February 15th, 2006


Suffering and worship

More than that, we rejoice in our sufferings, knowing that suffering produces endurance, and endurance produces character, and character produces hope, and hope does not put us to shame, because God's love has been poured into our hearts through the Holy Spirit who has been given to us.

—Romans 5:3-5

Then Job arose and tore his robe and shaved his head and fell on the ground and worshiped.

—Job 1:20

Job's response to devastating losses, juxtaposed with the truth of this passage from Romans, leads me to conclude that many of us have little idea what it means to worship. Our imaginings might include hand clapping, repetitive choruses, swaying banners and crowds, and liberal use of the phrase "the Lord." Or they might be quieter, with closed eyes, soft music, lots of candles, and quiet reverence. Indeed, worship does not necessarily exclude any of that. But Job is doing something else here.

I could go on and on, both because I have a lot of thoughts on it and because I can hardly be sure of most of them, but I think our lack of understanding often boils down to three factors (separately or in tandem):
  • Real suffering, however it may manifest, is kept so far from our faith that when it comes, it not only undoes us (as it does Job), but also undoes our understanding of God.
  • Our other efforts toward worship are so feeble, sporadic, and unfocused that they simply do not have the substance to hold up when faced with real suffering.
  • We imagine God to be something less than He is (and usually, if we're honest, someone less than we are).
Put another way, we disconnect the big stuff (either avoiding it or wallowing in it), we focus on the small stuff, and we don't deal with God as God.

That's why real hope, and suffering endured in its context, is so incredibly beautiful. It's the fresh air we need in our cramped personal dramas (and even an open door through which we can leave them). We know it when we see it, and even in the midst of weeping and wailing, there is also worship, because God is God and we are coming to bring the whole of ourselves before Him.

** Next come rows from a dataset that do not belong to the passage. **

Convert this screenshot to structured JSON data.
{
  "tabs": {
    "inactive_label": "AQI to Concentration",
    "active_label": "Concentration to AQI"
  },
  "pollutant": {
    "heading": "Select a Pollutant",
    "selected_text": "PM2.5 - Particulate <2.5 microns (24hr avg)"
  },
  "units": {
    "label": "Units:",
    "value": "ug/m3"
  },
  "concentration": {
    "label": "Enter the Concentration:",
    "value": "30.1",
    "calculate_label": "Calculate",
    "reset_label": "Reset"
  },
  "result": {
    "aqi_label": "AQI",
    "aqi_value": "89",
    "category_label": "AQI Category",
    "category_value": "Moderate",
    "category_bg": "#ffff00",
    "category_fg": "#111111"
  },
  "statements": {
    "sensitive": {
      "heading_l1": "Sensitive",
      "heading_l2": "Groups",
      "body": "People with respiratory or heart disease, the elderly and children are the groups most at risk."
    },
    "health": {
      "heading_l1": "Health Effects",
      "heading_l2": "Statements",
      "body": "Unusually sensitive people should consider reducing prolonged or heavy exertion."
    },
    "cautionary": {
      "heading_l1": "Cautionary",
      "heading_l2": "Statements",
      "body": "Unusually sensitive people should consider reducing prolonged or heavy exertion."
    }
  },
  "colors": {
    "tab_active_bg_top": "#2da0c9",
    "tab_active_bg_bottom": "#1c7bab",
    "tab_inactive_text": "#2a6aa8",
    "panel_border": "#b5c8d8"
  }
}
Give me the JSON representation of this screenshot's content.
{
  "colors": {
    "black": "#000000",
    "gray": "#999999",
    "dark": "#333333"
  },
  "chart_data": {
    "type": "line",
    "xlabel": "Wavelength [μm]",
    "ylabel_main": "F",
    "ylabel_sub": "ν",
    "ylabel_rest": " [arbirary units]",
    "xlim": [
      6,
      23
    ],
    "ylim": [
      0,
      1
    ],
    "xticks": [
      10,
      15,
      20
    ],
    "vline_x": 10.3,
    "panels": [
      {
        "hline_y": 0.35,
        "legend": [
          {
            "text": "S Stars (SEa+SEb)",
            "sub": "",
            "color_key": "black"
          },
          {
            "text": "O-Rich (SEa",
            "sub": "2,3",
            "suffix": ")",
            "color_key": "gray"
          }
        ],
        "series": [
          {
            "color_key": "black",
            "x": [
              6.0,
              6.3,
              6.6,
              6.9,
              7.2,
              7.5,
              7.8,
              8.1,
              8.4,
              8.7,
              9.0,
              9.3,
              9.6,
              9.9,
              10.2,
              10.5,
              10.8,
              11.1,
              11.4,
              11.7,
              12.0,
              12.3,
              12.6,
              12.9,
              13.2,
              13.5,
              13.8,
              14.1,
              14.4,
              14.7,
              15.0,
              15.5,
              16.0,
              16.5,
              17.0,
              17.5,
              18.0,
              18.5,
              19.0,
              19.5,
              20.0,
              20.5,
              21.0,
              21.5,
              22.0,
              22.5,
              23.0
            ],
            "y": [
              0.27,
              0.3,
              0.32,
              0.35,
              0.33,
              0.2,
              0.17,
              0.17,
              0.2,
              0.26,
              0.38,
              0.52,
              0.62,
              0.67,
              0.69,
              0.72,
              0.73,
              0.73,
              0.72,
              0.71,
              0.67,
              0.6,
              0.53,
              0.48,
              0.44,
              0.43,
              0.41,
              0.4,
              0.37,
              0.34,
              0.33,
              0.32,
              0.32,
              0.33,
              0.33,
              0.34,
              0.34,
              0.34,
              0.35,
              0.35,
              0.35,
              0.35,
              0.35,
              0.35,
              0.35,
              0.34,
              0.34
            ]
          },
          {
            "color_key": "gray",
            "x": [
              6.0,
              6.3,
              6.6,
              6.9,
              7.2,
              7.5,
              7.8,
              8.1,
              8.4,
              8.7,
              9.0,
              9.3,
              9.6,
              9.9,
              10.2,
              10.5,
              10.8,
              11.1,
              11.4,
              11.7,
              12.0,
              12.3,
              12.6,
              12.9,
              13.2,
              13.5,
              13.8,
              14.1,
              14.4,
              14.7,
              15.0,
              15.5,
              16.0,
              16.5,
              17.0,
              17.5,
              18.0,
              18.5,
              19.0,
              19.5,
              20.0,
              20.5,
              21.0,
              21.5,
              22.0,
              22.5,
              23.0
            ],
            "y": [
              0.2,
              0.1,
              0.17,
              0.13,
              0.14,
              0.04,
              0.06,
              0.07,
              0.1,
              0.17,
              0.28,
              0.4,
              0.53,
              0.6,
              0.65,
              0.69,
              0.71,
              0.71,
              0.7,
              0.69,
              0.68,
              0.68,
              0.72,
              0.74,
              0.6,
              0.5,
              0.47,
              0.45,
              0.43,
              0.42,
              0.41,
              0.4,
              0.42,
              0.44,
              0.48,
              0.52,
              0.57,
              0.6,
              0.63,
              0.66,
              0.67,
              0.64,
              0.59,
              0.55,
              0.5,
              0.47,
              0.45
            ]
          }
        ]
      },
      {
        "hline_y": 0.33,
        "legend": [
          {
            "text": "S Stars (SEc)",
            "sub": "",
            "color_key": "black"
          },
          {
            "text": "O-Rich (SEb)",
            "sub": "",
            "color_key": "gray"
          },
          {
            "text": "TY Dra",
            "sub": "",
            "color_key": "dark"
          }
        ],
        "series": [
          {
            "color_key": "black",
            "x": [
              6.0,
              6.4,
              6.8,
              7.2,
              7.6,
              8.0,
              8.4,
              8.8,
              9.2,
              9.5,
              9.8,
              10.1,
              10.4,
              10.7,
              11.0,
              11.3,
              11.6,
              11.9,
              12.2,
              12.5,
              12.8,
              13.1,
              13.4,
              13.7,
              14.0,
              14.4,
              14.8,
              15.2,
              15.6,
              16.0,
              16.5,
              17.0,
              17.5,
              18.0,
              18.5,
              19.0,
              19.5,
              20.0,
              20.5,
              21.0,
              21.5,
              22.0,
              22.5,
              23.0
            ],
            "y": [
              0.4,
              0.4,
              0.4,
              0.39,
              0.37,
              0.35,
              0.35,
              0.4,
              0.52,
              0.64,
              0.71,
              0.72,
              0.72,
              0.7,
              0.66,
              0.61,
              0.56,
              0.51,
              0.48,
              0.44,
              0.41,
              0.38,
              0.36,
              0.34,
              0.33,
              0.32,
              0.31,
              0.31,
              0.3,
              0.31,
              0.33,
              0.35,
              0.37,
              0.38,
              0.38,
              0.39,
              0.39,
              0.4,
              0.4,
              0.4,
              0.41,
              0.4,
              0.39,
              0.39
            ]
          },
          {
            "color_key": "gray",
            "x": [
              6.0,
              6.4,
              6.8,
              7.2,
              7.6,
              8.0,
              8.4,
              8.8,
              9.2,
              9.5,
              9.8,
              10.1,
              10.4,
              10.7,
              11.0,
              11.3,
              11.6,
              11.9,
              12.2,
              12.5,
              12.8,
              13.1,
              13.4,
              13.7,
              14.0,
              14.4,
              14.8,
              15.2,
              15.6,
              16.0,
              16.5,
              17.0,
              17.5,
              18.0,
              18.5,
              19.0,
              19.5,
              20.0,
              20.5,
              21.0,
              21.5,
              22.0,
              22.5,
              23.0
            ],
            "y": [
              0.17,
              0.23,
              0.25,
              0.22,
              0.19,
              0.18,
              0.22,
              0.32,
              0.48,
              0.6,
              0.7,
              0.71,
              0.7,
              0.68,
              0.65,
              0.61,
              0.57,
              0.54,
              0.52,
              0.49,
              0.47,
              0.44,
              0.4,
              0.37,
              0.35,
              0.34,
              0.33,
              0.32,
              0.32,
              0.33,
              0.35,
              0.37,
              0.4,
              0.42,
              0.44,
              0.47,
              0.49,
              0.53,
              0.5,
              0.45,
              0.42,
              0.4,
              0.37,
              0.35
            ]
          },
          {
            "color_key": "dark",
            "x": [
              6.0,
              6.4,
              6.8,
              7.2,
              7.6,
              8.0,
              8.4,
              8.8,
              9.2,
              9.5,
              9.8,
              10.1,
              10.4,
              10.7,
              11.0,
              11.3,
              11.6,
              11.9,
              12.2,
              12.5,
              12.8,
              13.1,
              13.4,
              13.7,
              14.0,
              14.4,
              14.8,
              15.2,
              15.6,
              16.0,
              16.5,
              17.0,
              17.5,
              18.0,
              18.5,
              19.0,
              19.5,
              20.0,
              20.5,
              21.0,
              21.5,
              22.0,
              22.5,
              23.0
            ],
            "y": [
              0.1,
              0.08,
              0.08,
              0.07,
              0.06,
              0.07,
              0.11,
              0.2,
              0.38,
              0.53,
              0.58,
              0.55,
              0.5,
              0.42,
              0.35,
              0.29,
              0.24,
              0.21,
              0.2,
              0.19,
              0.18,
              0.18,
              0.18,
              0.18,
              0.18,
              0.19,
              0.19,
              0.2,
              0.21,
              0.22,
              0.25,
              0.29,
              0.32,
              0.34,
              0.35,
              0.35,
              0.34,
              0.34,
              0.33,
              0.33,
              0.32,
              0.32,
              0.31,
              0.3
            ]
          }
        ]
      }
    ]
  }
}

Suffering and worship: Addendum

Another thought that was in my head this morning, but momentarily escaped:

One of the reasons we don't fully understand the relationship between worship and suffering is that we imagine worshipping in spite of suffering. That's not Job's way, or Jesus'. We must instead learn to worship in our suffering. And while this seems very challenging, I really think one of the biggest obstacles to worshipping Him this way is the former screwed-up notion. Once that's dismissed, we're free to cry, "Abba, Father."